ZURICH—Switzerland’s central bank bet it all, lost big and is now making record profits on a wager that buying hundreds of billions of dollars in foreign stocks and bonds would weaken the Swiss franc.

Now the $750 billion bet is paying off, the bank faces a new dilemma: it can’t cash in any of its paper winnings. Selling some of its stocks and bonds and bringing the money home would likely boost the franc’s value, hurt exporters and undermine the cornerstone of Switzerland’s monetary policy.

However, doing nothing exposes the central bank to future losses if stock and bond prices fall.

The Swiss National Bank said Tuesday that its third-quarter profit was a record-high 32.5 billion Swiss francs ($32.7 billion). It is a staggering sum for a country whose population is roughly 8.5 million, equal to about 5% of its gross domestic product. In contrast, the Federal Reserve’s $93 billion profit for 2016 only equaled about 0.5% of U.S. GDP.

WINNING BIG

The Swiss National Bank has bought large amounts of foreing-currency assets to weaken the franc...

Quarterly foreign reserves by currency

  Note: €1 = 1.16 Swiss francs. $1 = 1 Swiss franc.
Source: Swiss National Bank


...and the franc's recent weakening has led to a big profit on those reserves.

Quarterly net profit/loss
                                                                                                        THE WALL STREET JOURNAL

Source: Swiss National Bank


The SNB’s profit was lifted by a trio of positive forces: low bond yields preserved the value of its foreign bonds; higher equity prices raised the value of SNB holdings that included $2.8 billion in Apple Inc. stock at the middle of 2017 and $1.3 billion in Facebook Inc. and the weaker Swiss currency made those foreign assets worth more in franc terms.

For the first nine months of 2017, the SNB’s profit was 33.7 billion francs. Of that, over 14 billion francs was from rising equity prices and another 10.5 billion francs came from the valuation effects of the weaker franc, which fell around 5% against the euro last quarter. It also earned money from its bond and gold portfolio.

The SNB’s three-person governing board sets out the broad investment strategy annually, including the currency breakdown and the stock-bond weighting. In-house portfolio managers oversee these funds from Switzerland and an SNB branch in Singapore. The SNB’s equity investments—which comprise 20% of its foreign assets—replicate broad indexes. The rest of its investments are in foreign government and other bonds.

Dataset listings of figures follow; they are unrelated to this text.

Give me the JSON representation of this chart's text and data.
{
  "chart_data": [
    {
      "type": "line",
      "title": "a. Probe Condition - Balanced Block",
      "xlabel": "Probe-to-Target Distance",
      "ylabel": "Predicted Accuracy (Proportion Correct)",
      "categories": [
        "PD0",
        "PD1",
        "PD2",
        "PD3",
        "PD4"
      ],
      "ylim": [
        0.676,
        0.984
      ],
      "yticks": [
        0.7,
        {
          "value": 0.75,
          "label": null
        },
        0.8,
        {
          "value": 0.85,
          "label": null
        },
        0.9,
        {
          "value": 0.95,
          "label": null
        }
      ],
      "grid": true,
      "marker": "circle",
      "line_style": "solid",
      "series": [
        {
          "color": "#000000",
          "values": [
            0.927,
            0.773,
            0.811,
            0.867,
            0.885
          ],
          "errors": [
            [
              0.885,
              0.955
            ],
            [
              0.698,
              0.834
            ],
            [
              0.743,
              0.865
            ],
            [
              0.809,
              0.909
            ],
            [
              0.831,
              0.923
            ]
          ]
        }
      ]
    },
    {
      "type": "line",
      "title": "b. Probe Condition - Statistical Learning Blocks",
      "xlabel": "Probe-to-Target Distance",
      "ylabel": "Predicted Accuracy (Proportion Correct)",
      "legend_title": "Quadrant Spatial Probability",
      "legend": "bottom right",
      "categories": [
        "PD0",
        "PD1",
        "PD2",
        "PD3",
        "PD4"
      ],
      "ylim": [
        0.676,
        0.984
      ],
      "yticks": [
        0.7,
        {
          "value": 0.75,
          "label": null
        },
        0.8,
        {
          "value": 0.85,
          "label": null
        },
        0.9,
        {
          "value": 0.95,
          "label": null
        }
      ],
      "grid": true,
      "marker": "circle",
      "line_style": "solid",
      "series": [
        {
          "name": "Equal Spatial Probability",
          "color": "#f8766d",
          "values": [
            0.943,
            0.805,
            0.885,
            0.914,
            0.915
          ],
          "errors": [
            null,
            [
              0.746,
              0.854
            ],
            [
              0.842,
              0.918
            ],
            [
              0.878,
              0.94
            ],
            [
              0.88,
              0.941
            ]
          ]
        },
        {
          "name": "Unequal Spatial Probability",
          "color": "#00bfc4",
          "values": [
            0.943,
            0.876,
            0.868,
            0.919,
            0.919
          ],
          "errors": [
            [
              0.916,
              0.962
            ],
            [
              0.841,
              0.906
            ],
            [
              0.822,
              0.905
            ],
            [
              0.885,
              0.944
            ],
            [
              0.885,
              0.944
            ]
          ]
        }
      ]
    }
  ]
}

The SNB accumulated its huge reserves after years of foreign-exchange interventions, particularly during Europe’s debt crisis, in which it created francs and used them to purchase foreign assets in a bid to weaken the currency. Its foreign-currency assets were around 100 billion francs at the start of 2010. They were nearly 750 billion francs by August 2017.

Still, these efforts failed to weaken the franc for many years. In January 2015, the SNB abandoned a floor in the euro-franc rate, causing the franc to soar in value. As a result, the SNB lost 50 billion francs in the first half of 2015.

However, in the last quarter, the euro strengthened and the dollar also firmed. The SNB wins twice when that happens. A weaker franc boosts exports and makes it easier for the SNB to get inflation higher. And it raises the value of its foreign assets.

Yet the SNB’s hands are tied on what it can do with its profits. Whereas central banks like the Federal Reserve transfer most of their profits to their governments, the SNB is in the early stages of a five-year profit-sharing arrangement whereby the maximum amount it can transfer to the Swiss federal and regional governments is just two billion francs a year.

That agreement runs until 2020. It also pays a small amount—1.5 million francs annually—to its private shareholders. SNB shares were up 0.6% in early trading Tuesday.

Therefore, some of the SNB’s profits this year will probably go to its capital provisions with the rest being carried over into 2018.

The continued weakening of the franc should bolster the SNB’s bottom line this quarter, too.

The euro has strengthened another 1.5% against the franc in October and the dollar rose about 3%. The euro fetched 1.16 francs early Tuesday. The dollar traded at 0.9965 francs.

The SNB’s euro and dollar assets account for three-quarters of its war chest of foreign-currency investments, so even a small weakening of the franc translates into billions of francs in paper profits.